The Redditch based firm specialise in engineering problem solving in the field of contact materials and innovative production engineering solutions. Currently, 10% of the STL workforce started as a home grown STL apprentice aged between 20-27 years old, some of whom have since moved into management positions.
For the first time, the apprenticeship programme also includes three female trainees, against the stereotype that the manufacturing industry is male dominated.STL are aware of the “out of fashion” misconceptions the manufacturing industry face. The established apprenticeship programme aims to help a younger generation tap into British manufacturing opportunities.

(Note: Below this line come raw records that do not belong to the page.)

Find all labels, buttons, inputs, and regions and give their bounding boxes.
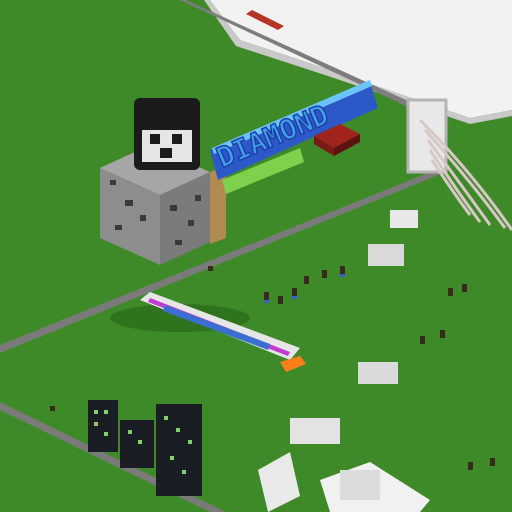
skull-head-icon <box>134 98 200 170</box>
small-build-1 <box>368 244 404 266</box>
mob-blue-3 <box>340 274 345 277</box>
small-pad <box>390 210 418 228</box>
small-build-3 <box>290 418 340 444</box>
mob-blue-2 <box>292 296 297 299</box>
mob-blue-1 <box>264 300 269 303</box>
rail-gate <box>406 98 448 174</box>
small-build-2 <box>358 362 398 384</box>
game-viewport[interactable]: DIAMOND <box>0 0 512 512</box>
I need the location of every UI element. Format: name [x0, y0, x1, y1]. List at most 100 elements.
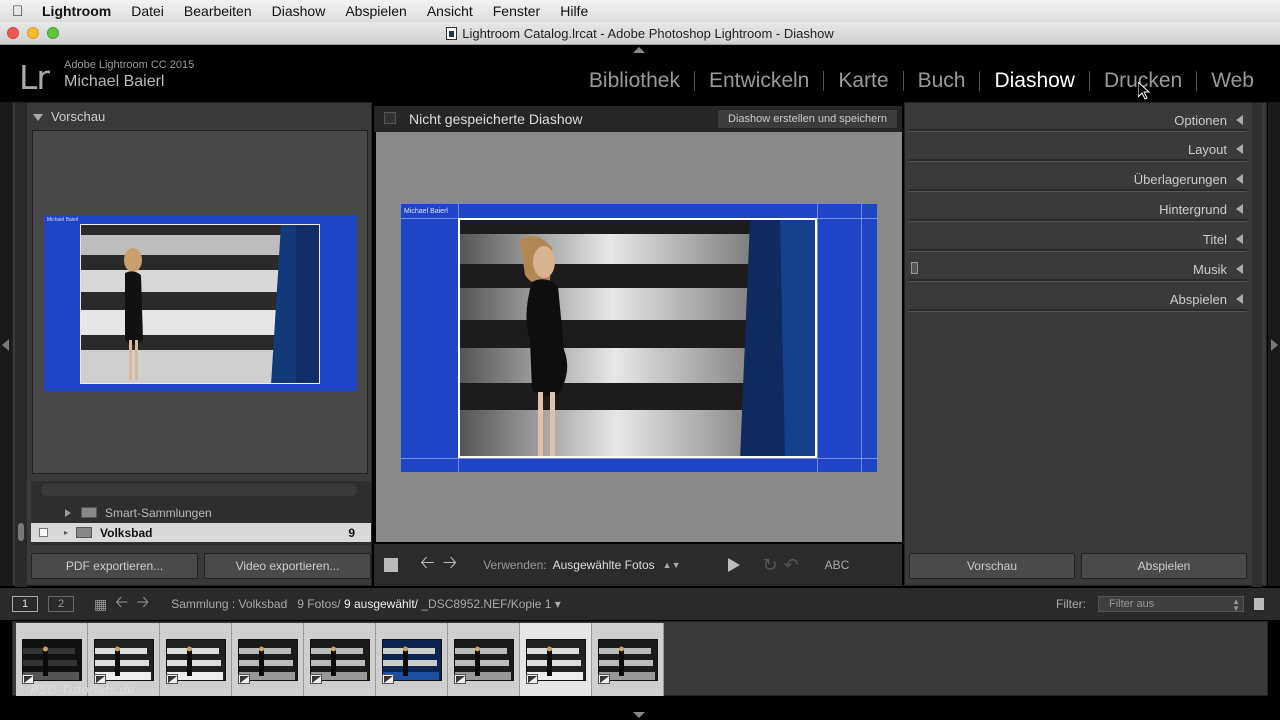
next-slide-icon[interactable]: 🡢	[443, 550, 458, 580]
filter-select[interactable]: Filter aus ▲ ▼	[1098, 596, 1244, 613]
back-arrow-icon[interactable]: 🡠	[115, 591, 128, 618]
primary-display-button[interactable]: 1	[12, 596, 38, 612]
menu-diashow[interactable]: Diashow	[272, 3, 326, 19]
section-divider	[909, 159, 1247, 162]
layout-guide[interactable]	[817, 204, 818, 472]
source-dropdown-icon[interactable]: ▾	[555, 597, 561, 611]
add-text-button[interactable]: ABC	[825, 558, 850, 572]
preview-panel-header[interactable]: Vorschau	[33, 109, 105, 124]
photo-woman-stairs	[460, 220, 815, 456]
identity-plate: Adobe Lightroom CC 2015 Michael Baierl	[64, 59, 194, 91]
slide[interactable]: Michael Baierl	[401, 204, 877, 472]
layout-guide[interactable]	[861, 204, 862, 472]
maximize-window-button[interactable]	[47, 27, 59, 39]
collection-volksbad[interactable]: ▸ Volksbad 9	[31, 523, 371, 542]
module-web[interactable]: Web	[1197, 69, 1268, 93]
slideshow-indicator	[384, 112, 396, 124]
right-panel-scrollbar[interactable]	[1252, 103, 1262, 587]
select-arrows-icon: ▲ ▼	[1232, 597, 1240, 613]
slide-identity-plate[interactable]: Michael Baierl	[404, 208, 448, 215]
product-name: Adobe Lightroom CC 2015	[64, 59, 195, 71]
select-arrows-icon[interactable]: ▲▼	[663, 560, 681, 570]
menu-abspielen[interactable]: Abspielen	[345, 3, 407, 19]
lightroom-logo: Lr	[19, 58, 50, 97]
export-video-button[interactable]: Video exportieren...	[204, 553, 371, 579]
slideshow-target-checkbox[interactable]	[39, 528, 48, 537]
menu-ansicht[interactable]: Ansicht	[427, 3, 473, 19]
selected-count: 9 ausgewählt/	[343, 597, 419, 611]
module-entwickeln[interactable]: Entwickeln	[695, 69, 823, 93]
menu-bearbeiten[interactable]: Bearbeiten	[184, 3, 252, 19]
minimize-window-button[interactable]	[27, 27, 39, 39]
slide-preview: Michael Baierl	[32, 130, 368, 474]
secondary-display-button[interactable]: 2	[48, 596, 74, 612]
left-panel: Vorschau Michael Baierl Smart-Sammlungen…	[12, 102, 372, 587]
menu-lightroom[interactable]: Lightroom	[42, 3, 111, 19]
collapse-triangle-icon	[1236, 264, 1243, 274]
play-button[interactable]: Abspielen	[1081, 553, 1247, 579]
slide-photo[interactable]	[458, 218, 817, 458]
collapse-triangle-icon	[1236, 294, 1243, 304]
stop-icon[interactable]	[384, 558, 398, 572]
window-titlebar: Lightroom Catalog.lrcat - Adobe Photosho…	[0, 22, 1280, 45]
slide-canvas[interactable]: Michael Baierl	[376, 132, 902, 542]
collapse-filmstrip-icon[interactable]	[633, 712, 645, 718]
filmstrip-thumb[interactable]	[448, 623, 520, 696]
left-panel-scrollbar[interactable]	[15, 103, 27, 587]
apple-menu-icon[interactable]: 	[12, 3, 42, 20]
collapse-left-panel-icon[interactable]	[2, 339, 9, 351]
preview-photo	[80, 224, 320, 384]
module-buch[interactable]: Buch	[904, 69, 980, 93]
filmstrip-thumb[interactable]	[520, 623, 592, 696]
export-pdf-button[interactable]: PDF exportieren...	[31, 553, 198, 579]
layout-guide[interactable]	[401, 458, 877, 459]
module-bibliothek[interactable]: Bibliothek	[575, 69, 694, 93]
filmstrip	[12, 621, 1268, 696]
section-label: Titel	[1202, 231, 1227, 247]
preview-button[interactable]: Vorschau	[909, 553, 1075, 579]
collapse-triangle-icon	[1236, 115, 1243, 125]
collection-label: Smart-Sammlungen	[105, 505, 212, 520]
filmstrip-source[interactable]: Sammlung : Volksbad 9 Fotos/ 9 ausgewähl…	[171, 597, 561, 611]
collection-label: Volksbad	[100, 525, 153, 540]
slideshow-header: Nicht gespeicherte Diashow Diashow erste…	[374, 106, 902, 132]
filmstrip-thumb[interactable]	[304, 623, 376, 696]
menu-fenster[interactable]: Fenster	[493, 3, 540, 19]
section-divider	[909, 189, 1247, 192]
collapse-top-panel-icon[interactable]	[633, 47, 645, 53]
filmstrip-thumb[interactable]	[232, 623, 304, 696]
virtual-copy-badge-icon	[526, 674, 538, 684]
module-karte[interactable]: Karte	[824, 69, 902, 93]
previous-slide-icon[interactable]: 🡠	[420, 550, 435, 580]
close-window-button[interactable]	[7, 27, 19, 39]
module-diashow[interactable]: Diashow	[980, 69, 1089, 93]
collection-count: 9	[348, 525, 355, 540]
module-picker: Bibliothek Entwickeln Karte Buch Diashow…	[575, 69, 1268, 93]
window-controls	[7, 27, 59, 39]
slideshow-title: Nicht gespeicherte Diashow	[409, 111, 583, 127]
menu-datei[interactable]: Datei	[131, 3, 164, 19]
collapse-right-panel-icon[interactable]	[1271, 339, 1278, 351]
expand-triangle-icon[interactable]	[65, 508, 71, 517]
use-label: Verwenden:	[483, 558, 547, 572]
collections-search[interactable]	[41, 484, 357, 496]
rotate-left-icon: ↶	[783, 554, 799, 575]
grid-view-icon[interactable]: ▦	[94, 596, 107, 613]
filmstrip-thumb[interactable]	[592, 623, 664, 696]
virtual-copy-badge-icon	[598, 674, 610, 684]
section-divider	[909, 219, 1247, 222]
create-save-slideshow-button[interactable]: Diashow erstellen und speichern	[717, 109, 898, 129]
filter-lock-icon[interactable]	[1254, 598, 1264, 610]
virtual-copy-badge-icon	[382, 674, 394, 684]
use-select[interactable]: Ausgewählte Fotos	[553, 558, 655, 572]
section-label: Überlagerungen	[1133, 171, 1227, 187]
section-label: Optionen	[1174, 112, 1227, 128]
play-icon[interactable]	[728, 558, 741, 572]
slide-editor: Nicht gespeicherte Diashow Diashow erste…	[374, 102, 902, 586]
collection-smart[interactable]: Smart-Sammlungen	[31, 503, 371, 522]
scrollbar-thumb[interactable]	[18, 523, 24, 541]
filmstrip-thumb[interactable]	[376, 623, 448, 696]
filmstrip-thumb[interactable]	[160, 623, 232, 696]
menu-hilfe[interactable]: Hilfe	[560, 3, 588, 19]
forward-arrow-icon[interactable]: 🡢	[136, 591, 149, 618]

The newly revised programme will offer intensive workshop training alongside tool making experience with specialist metal cutting machines and systems. Previously the four year apprentice programme consisted of a one day per week college course. To better reflect the use of higher education within a realistic engineering environment, the first year of the programme is now committed to a full time course at the Midland Group Training Service. Alastair Gordon, Managing Director at STL, says “we need graduates who have done proper old fashioned tool making apprenticeships and speak a foreign language or two! Unfortunately they are hard to find, so we grow our own.”

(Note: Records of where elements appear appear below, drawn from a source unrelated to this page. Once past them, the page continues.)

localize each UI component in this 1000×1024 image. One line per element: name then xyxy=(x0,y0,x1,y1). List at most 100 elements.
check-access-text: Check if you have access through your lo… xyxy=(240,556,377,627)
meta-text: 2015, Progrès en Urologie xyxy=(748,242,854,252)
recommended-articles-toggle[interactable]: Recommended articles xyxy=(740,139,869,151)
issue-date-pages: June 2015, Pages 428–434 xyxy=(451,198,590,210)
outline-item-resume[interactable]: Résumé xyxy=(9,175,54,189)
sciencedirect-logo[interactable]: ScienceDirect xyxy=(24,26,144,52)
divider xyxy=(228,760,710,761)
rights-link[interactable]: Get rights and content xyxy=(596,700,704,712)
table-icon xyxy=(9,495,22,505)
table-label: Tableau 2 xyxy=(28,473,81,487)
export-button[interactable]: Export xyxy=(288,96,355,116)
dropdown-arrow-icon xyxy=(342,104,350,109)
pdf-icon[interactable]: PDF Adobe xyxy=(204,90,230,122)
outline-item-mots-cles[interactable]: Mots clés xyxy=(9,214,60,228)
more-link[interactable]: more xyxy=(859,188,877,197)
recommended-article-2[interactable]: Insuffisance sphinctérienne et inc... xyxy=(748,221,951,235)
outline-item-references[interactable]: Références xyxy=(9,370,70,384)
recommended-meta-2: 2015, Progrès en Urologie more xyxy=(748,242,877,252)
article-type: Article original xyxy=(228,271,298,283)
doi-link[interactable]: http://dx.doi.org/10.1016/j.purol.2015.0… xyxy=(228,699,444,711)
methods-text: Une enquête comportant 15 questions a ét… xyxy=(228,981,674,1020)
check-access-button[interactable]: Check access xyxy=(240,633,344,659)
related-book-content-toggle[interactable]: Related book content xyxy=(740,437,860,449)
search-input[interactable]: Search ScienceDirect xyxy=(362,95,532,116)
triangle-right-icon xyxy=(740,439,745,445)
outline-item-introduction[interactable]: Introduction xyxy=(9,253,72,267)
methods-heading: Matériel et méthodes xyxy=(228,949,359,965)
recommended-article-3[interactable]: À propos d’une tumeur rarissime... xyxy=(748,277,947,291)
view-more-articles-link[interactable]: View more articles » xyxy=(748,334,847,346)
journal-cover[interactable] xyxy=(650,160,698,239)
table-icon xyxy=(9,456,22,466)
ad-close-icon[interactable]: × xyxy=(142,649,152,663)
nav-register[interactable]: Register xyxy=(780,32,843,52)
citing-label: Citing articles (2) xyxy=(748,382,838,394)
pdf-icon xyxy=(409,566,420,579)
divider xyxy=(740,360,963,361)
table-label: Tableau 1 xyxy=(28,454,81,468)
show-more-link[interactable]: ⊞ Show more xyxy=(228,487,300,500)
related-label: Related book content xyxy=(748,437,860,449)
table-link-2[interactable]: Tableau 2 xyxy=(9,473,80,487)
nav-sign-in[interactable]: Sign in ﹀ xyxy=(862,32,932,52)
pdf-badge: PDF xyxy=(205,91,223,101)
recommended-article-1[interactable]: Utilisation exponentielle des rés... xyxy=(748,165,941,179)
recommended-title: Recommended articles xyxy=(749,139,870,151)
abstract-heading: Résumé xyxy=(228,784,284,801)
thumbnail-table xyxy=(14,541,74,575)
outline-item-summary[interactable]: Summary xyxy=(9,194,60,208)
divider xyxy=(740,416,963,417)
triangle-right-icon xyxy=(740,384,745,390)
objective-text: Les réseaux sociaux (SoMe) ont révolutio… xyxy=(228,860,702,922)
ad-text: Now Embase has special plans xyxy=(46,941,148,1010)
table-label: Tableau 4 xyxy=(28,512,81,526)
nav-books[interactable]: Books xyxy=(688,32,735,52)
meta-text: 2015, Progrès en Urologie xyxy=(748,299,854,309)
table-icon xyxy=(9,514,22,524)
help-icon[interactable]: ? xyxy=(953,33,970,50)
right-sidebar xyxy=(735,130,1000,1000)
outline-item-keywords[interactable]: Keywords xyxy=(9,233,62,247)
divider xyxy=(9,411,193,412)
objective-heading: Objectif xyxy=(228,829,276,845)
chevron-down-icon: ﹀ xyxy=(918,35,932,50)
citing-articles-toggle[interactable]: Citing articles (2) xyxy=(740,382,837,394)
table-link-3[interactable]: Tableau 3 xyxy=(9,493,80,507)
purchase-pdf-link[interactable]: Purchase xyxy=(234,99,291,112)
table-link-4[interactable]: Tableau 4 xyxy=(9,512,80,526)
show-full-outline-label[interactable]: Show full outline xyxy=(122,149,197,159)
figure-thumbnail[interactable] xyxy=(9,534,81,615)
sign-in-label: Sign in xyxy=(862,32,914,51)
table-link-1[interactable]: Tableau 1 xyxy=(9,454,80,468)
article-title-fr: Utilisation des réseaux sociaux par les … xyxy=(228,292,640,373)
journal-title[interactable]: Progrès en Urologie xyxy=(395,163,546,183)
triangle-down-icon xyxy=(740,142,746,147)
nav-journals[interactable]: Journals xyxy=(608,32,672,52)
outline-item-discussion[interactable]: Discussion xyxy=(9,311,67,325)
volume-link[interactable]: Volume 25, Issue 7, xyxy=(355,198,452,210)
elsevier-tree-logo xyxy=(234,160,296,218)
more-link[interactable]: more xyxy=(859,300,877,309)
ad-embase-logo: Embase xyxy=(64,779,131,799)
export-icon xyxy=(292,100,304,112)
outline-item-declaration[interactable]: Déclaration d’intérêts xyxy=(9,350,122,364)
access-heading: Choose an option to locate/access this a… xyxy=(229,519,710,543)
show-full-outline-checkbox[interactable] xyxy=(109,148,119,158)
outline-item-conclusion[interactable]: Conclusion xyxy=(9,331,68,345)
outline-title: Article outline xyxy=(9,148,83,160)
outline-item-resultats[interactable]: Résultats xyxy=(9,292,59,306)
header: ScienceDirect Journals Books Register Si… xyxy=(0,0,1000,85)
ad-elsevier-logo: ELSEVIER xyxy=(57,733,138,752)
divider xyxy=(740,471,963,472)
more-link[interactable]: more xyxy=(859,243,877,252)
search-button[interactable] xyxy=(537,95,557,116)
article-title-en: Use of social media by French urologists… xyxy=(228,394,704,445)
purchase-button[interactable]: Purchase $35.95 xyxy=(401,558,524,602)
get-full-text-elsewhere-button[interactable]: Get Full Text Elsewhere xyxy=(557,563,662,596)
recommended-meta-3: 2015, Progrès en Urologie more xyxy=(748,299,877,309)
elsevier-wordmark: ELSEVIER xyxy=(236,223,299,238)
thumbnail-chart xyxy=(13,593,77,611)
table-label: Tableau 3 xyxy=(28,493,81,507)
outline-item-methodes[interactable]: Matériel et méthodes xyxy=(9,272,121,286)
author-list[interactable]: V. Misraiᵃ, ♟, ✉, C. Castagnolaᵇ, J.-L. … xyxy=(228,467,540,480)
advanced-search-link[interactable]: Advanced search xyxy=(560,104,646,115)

Bob Pittaway, Engineering Training Adviser at MGTS adds “Samuel Taylor Ltd continues to use our local facilities. A skilled workforce can only be maintained by local companies such as Samuel Taylor Limited making the investment and commitment to the training of young people in the engineering disciplines.”
A recent report revealed that the Government needs to do more to protect the future of manufacturing in Britain. Sir James Dyson warned that Britain may face a deficit of 60,000 engineering graduates during 2013 if the talent of tomorrow is not sufficiently educated about the prospects manufacturing holds.
STL believe that their apprenticeship programme helps plug this skills gap because it presents the manufacturing industry as an interesting and productive career choice. Since Samuel Taylor was established in 1899, the firm has focussed on training young people towards protecting and safeguarding their skills within British manufacturing.